Everybody at this point, she said, has been put at "ground zero."
"I don't even know how many programs they have agreed upon serving other than we know we're in the pot, but we don't know if it's the same amount," she said. "We all know we're not going to get an increase because they didn't make goal."
Preliminary funding allotment letters were reportedly done back in December, and the latest reports indicate United Way only met 88 percent of the current fundraising goal.
Then the earthquake in Haiti hit, which sent donations and funding efforts elsewhere.
Mrs. Dudley couldn't speculate, but said the Haiti situation "shouldn't affect Wayne County."
With no ballpark figures to work from, she said she tries to remain optimistic that sufficient funds will come in to bolster the B&G budget.
"We're hoping at the best or the worst of the best that we're not cut any more than 10 percent," she said. "If they're at 90 percent (of their goal), how do they come about and decide who they cut, who they don't? I guess you would have to be a fly on the wall to listen when they make those decisions."
Fortunately, United Way is not the group's sole funding source, Mrs. Dudley said, "but it is a huge chunk of our funding."

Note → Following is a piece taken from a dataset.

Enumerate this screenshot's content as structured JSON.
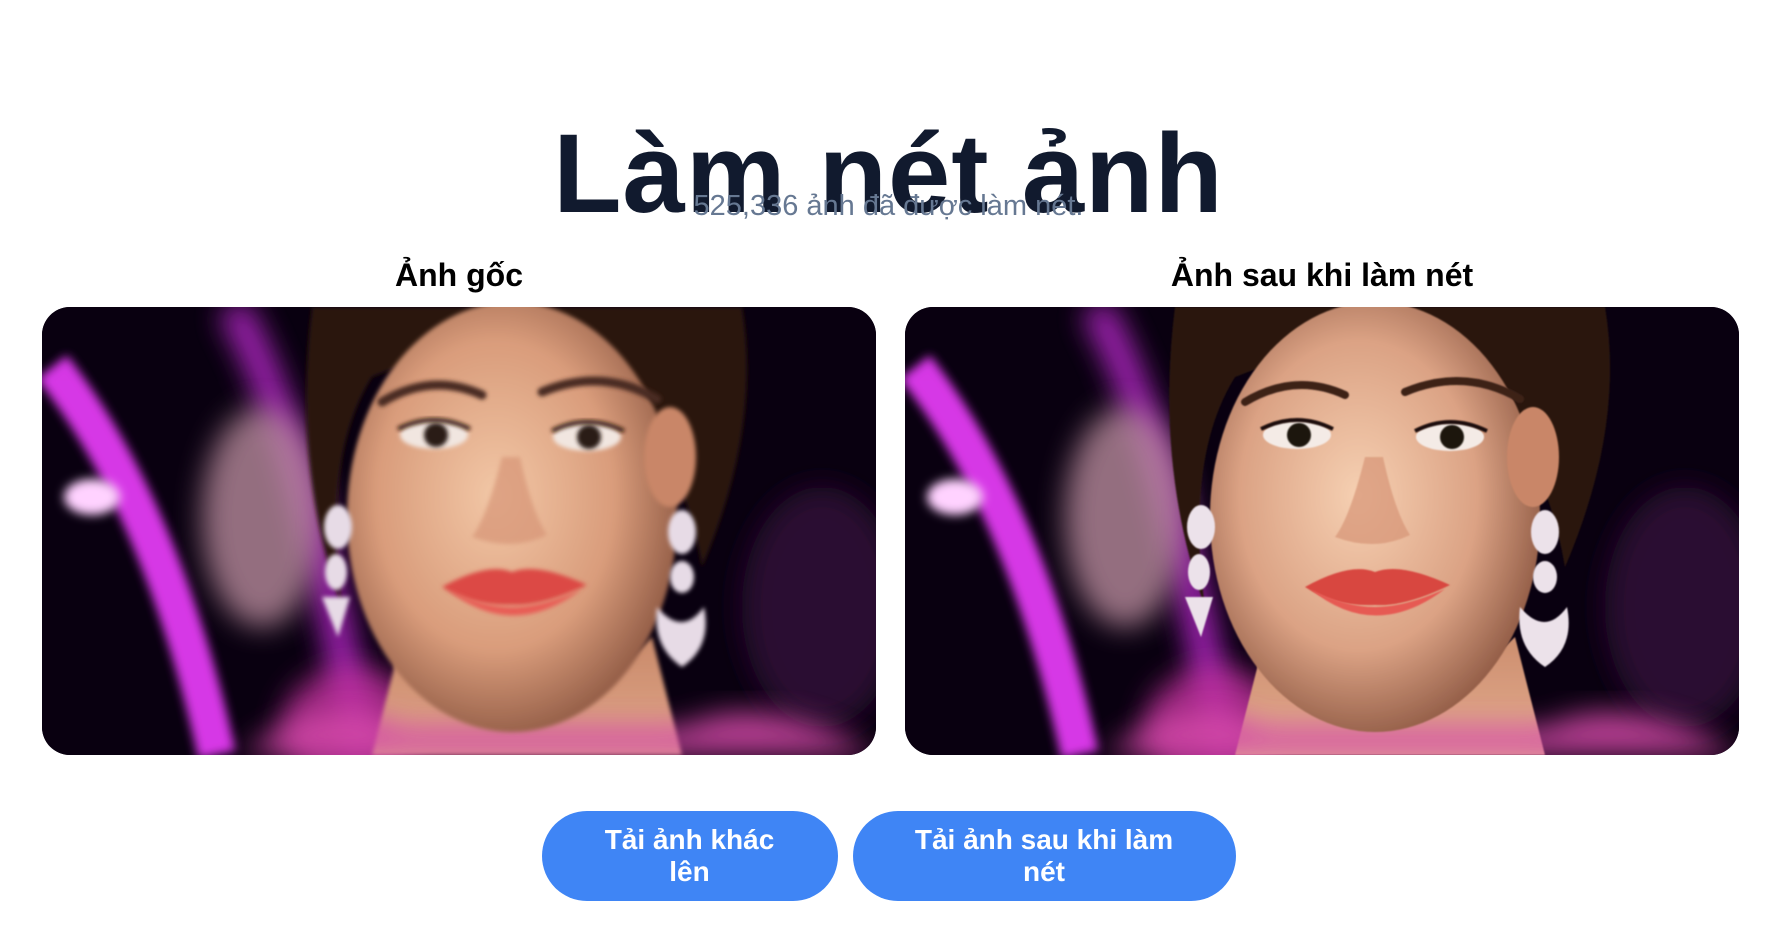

Ultimately, grants are what agencies like B&G Clubs have come to rely on as another "piece of the pie," she said, and the club has been fortunate so far to receive supplemental funds by going that route.
One concern is that all four clubs in the area will not benefit from local United Way funding. In addition to the Paley Unit on Royall Avenue and the Fremont and Mount Olive locations, a Smithfield site has also been added. Since that is in Johnston County, it is not included on the local United Way list.
"So when we do our budget, we do a budget for each unit, but we're an organization as a whole," she said. "But how you funnel the funding sources, you have to keep track of all that, too."
The latest word is that January and February allocations are being based on what was received in 2009, so agencies can at least get through the first two months of 2010, Mrs. Dudley said. Should the allocation be reduced, depending on how significant the cuts, readjustments will likely have to be made for the remainder of the year.
"We're anticipating not being cut any more than 10 percent," she said. "But that's still for us a $31,000 decrease. That's a lot of money."
Rather than wait for the ax to fall, she said her board has opted to look at other funding sources to help the organization get over the hump.
One of those sources might come in the form of federal stimulus money from Boys and Girls Clubs of America, as well as before-unexplored resources.
"I've got faith. I'm holding my breath," Mrs. Dudley said.
The precarious economic situation has also prompted the Boys and Girls Club board and staff to broaden its base in another way.
Typically, the group's major fundraiser for the year has been the annual pancake breakfast. While that event has been a big help, Mrs. Dudley said the club is considering adding another fundraiser to its repertoire in 2010.
Plans are already in the works for an upcoming event, Mrs. Dudley said.
"We will be getting a brand new fundraiser and it's going to be an awesome thing," she said. "This is going to be fun. I'm excited about it. We're hoping it will be a new signature event."
It's admittedly a challenge trying to "stretch our revenue stream," Mrs. Dudley said. But it must be done, to keep the clubs afloat and to not be in any sort of panic mode as the budget figures start to roll in.
United Way comprises an estimated 36 to 45 percent of the Boys and Girls Clubs budget, she said, and that could be a big hit if cuts are significant.
"When we lose grants, the state cuts you out of funding and the one-time grants that go away, that's why I say, we live and die by grants," she said. "We're just kind of sitting on pins and needles hoping that the Boys and Girls Clubs will be OK.
"We have had several staff meetings where we have discussed how we can operate more efficiently, being a little more creative, continuing to serve kids. ... This time of year, it's just unbelievable for non-profits. But we're keeping the faith and moving on and not saying 'no' to anybody yet."